The series is set in Salt Lake City and follows Bill Henrickson, a fundamentalist Mormon. He practices polygamy, having Barbara, Nicki and Margie as his wives. The series charts the family's life in and out of the public sphere in their suburb, as well as their associations with a fundamentalist compound in the area. In the episode, Bill contemplates joining a prestigious club, while his wives argue over their wills.

According to Nielsen Media Research, the episode was seen by an estimated 4.10 million household viewers. The episode received positive reviews from critics, who praised the character development and performances.

==Plot==
Barbara (Jeanne Tripplehorn), Nicki (Chloë Sevigny) and Margie (Ginnifer Goodwin) discuss their wills, as Barbara wants to change hers to grant them custody of her kids if she dies.
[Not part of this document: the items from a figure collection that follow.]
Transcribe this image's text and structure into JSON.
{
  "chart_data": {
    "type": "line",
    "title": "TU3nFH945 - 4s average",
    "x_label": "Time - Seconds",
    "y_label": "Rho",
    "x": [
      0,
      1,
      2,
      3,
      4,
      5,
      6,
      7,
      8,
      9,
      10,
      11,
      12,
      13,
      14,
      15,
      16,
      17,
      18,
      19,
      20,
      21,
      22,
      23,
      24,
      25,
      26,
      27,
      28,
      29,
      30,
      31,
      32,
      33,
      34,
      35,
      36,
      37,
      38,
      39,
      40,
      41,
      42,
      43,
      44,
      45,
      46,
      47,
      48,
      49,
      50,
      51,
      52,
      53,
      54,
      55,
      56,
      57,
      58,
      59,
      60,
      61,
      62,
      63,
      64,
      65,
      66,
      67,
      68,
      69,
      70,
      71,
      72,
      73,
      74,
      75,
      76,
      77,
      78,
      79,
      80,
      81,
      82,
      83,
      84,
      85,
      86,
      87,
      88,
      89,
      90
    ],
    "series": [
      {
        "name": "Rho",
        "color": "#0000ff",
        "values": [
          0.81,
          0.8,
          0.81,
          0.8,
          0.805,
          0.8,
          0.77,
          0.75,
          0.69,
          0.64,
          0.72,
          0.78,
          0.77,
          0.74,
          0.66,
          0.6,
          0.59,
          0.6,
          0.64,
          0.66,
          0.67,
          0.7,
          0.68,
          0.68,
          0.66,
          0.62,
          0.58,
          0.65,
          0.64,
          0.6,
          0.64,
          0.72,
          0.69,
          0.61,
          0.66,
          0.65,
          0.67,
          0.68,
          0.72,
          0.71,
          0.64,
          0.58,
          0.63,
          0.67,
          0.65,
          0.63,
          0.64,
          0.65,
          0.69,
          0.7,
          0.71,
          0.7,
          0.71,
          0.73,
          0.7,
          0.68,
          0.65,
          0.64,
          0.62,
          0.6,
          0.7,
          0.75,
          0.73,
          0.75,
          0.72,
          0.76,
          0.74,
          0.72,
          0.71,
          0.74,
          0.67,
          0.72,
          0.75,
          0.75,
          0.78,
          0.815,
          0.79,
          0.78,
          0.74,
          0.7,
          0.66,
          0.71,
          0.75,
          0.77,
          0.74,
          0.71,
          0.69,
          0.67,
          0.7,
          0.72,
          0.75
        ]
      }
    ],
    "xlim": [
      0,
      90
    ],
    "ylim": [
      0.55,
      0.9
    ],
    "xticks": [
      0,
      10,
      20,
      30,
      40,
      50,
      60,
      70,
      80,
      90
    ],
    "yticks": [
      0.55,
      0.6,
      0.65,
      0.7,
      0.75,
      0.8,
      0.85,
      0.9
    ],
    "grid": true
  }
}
While Margie is touched by the gesture, Nicki decides to visit her lawyer to change her will, wanting her kids to live with her parents in Juniper Creek instead.

Bill Henrickson (Bill Paxton) is contacted by the Salt Lake Leadership League, a country club that invites prestigious businessmen. While Bill is excited to join and enjoy some benefits, Don (Joel McKinnon Miller) is scared that he might get exposed. Bill continues working with Ernest (John Ingle) in exposing Roman (Harry Dean Stanton). Barbara, Nicki and Margie soon get into an argument when they realize they have all changed their respective wills, alienating themselves. Ben (Ben Smith) starts avoiding Brynn (Sarah Jones), prompting her to confront him at school practice. They make up, although their encounter is interrupted when Nicki and Margie come to pick him up. As she prepares to receive the "Mother of the Year" award, Barbara questions Bill over living a lie, but Bill tells her the award means the same.

Rhonda (Daveigh Chase) stays with the Henricksons as she competes at a local drama representation. Sarah (Amanda Seyfried) and Heather (Tina Majorino) help her in rehearsing, although Heather is disgusted by her relationship to Roman. They accompany her to the competition, but Rhonda is disqualified on the first round. Roman and Alby (Matt Ross) discover Ernest's collaboration with Bill, and they brutally attack him and exile him for his actions. Wendy (Jodie Markell) enters Bill's office for a file, and is surprised when she stumbles into Nicki's and Margie's files. Privately, she starts investigating them, finding a connection through Roman.

Bill continues contemplating the League's offer, now with his wives asking him to turn it down. He tells Don that he changed his will, and asks him to take care of his children if he dies, which he gladly accepts. As Barbara makes amends with Nicki, Margie surprises them by revealing she is pregnant. Bill helps Ernest and his family in leaving the state, with Ernest warning him that Roman will fight back against Bill for taking his place at the UEB Priesthood Council. Bill returns home, where he calls the League to inform that he is turning down the offer. As Margie joins him, Bill touches her stomach.

==Production==
===Development===
The episode was written by supervising producers Mimi Friedman and Jeanette Collins from a story by Eileen Myers, and directed by Alan Poul. This was Friedman's second writing credit, Collins' second writing credit, Myers' second writing credit, and Poul's first directing credit.

==Reception==
===Viewers===
In its original American broadcast, "Where There's a Will" was seen by an estimated 4.10 million household viewers. This was a 7% increase in viewership from the previous episode, which was watched by an estimated 3.80 million household viewers.

===Critical reviews===
"Where There's a Will" received positive reviews from critics. Michael Peck of TV Guide wrote that by this point, "Big Loves getting good."

Michael Sciannamea of TV Squad wrote, "It's getting harder and harder to watch this show without feeling more contempt for Bill Henrickson. He is a hypocrite to the nth degree - he fancies himself as a pious and moral man who wants to become a benefactor to others, but he also is a lying sack of s**t who can't deal with the truth about himself." Television Without Pity gave the episode a "B+" grade.